Part of the issue here is scale and scope. It just isn't true that associations of individuals are incapable of sorting out these kinds of issues and devising
quite complex and sophisticated institutions of self-governance.
It might be just as powerful to argue that we've increasingly removed from people the requirement to either learn or practice the arts of self-governance.
In the end, if the process has a point and purpose, people will get engaged. If it doesn't, they won't. It may be that the problem we're confronting in this debate
is that it is often not clear why we want citizens to be engaged or consulted. What is it meant to achieve? In the end, it seems so often to more and more citizens
that the only real purpose of these kinds of activities - however well the exercise is done - is to find out what people think and then to take that into account
in the final decision (or to ignore it altogether, for whatever reasons). The problem is that, after a while, if people can't see any purpose in the exercise
beyond that, they will lose enthusiasm and momentum.
A final reflection.
The problem is that those who want to retrieve a role and purpose for civil society are too easily stymied by those who will claim that these problems are
too big, complex and interconnected to be susceptible to the civil society option.

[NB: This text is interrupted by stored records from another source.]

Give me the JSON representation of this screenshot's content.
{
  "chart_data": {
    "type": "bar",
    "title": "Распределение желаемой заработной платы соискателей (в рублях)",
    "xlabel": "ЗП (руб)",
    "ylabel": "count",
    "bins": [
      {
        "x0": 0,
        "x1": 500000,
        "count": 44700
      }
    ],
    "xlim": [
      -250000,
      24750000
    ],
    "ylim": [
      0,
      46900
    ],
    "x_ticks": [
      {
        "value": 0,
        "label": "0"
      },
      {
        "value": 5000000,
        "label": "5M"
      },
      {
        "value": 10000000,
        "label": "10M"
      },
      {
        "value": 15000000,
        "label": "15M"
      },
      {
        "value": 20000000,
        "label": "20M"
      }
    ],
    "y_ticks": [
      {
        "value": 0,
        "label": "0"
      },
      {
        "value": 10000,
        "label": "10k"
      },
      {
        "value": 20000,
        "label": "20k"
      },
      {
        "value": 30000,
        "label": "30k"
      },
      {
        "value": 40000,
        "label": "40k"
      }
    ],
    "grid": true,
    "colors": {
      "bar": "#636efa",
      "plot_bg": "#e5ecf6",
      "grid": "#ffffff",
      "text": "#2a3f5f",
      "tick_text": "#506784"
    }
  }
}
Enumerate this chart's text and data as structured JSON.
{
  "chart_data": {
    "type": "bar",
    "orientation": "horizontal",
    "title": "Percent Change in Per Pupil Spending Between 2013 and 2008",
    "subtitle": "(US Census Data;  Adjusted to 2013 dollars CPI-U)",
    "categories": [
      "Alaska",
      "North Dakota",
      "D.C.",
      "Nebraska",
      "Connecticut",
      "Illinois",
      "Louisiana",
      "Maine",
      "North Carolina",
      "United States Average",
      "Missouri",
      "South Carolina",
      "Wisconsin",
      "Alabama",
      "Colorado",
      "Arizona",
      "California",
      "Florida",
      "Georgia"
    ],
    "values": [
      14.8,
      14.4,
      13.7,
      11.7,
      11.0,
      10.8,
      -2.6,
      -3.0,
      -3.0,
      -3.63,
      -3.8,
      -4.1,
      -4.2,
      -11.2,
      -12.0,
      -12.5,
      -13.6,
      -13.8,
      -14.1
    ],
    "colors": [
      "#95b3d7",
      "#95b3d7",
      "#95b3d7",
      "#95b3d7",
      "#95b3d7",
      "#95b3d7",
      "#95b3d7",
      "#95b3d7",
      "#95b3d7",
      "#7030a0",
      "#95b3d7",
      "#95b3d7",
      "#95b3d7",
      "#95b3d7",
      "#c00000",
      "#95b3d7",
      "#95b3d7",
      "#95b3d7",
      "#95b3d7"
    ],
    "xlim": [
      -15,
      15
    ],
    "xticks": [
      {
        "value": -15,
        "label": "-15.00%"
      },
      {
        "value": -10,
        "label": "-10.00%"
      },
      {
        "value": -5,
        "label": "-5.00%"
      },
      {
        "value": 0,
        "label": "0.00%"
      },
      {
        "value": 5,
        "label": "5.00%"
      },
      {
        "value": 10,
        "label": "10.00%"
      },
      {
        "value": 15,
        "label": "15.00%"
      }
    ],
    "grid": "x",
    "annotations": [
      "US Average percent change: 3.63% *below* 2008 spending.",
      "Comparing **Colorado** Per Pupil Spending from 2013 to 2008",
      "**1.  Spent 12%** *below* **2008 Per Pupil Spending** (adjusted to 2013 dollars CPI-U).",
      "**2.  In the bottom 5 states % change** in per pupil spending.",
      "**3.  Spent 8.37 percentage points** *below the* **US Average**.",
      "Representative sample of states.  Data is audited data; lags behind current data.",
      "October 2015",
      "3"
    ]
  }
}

Mind you, some of that resistance reflects an abiding faith in the redeeming virtues of state-based, large-scale solutions and structures than any genuine
concern about whether the other option could work or not. I have a suspicion that there are factors now driving us "back to the future" in the search
for in fact quite viable small-scale, citizen-grounded and networked solutions that might look in the future much more like these mutualist scenarios than the
stodgy and unresponsive modernist monoliths of our more recent and unhappy experience.
Author's note: This essay reflects, and draws on, contributions to a recent online discussion around the issues of citizen engagement in the policy
process moderated by the Australian Public Policy Research Network at the University of Canberra. I have drawn particularly on the contributions of Vern Hughes, although
responsibility for the end product remains with me.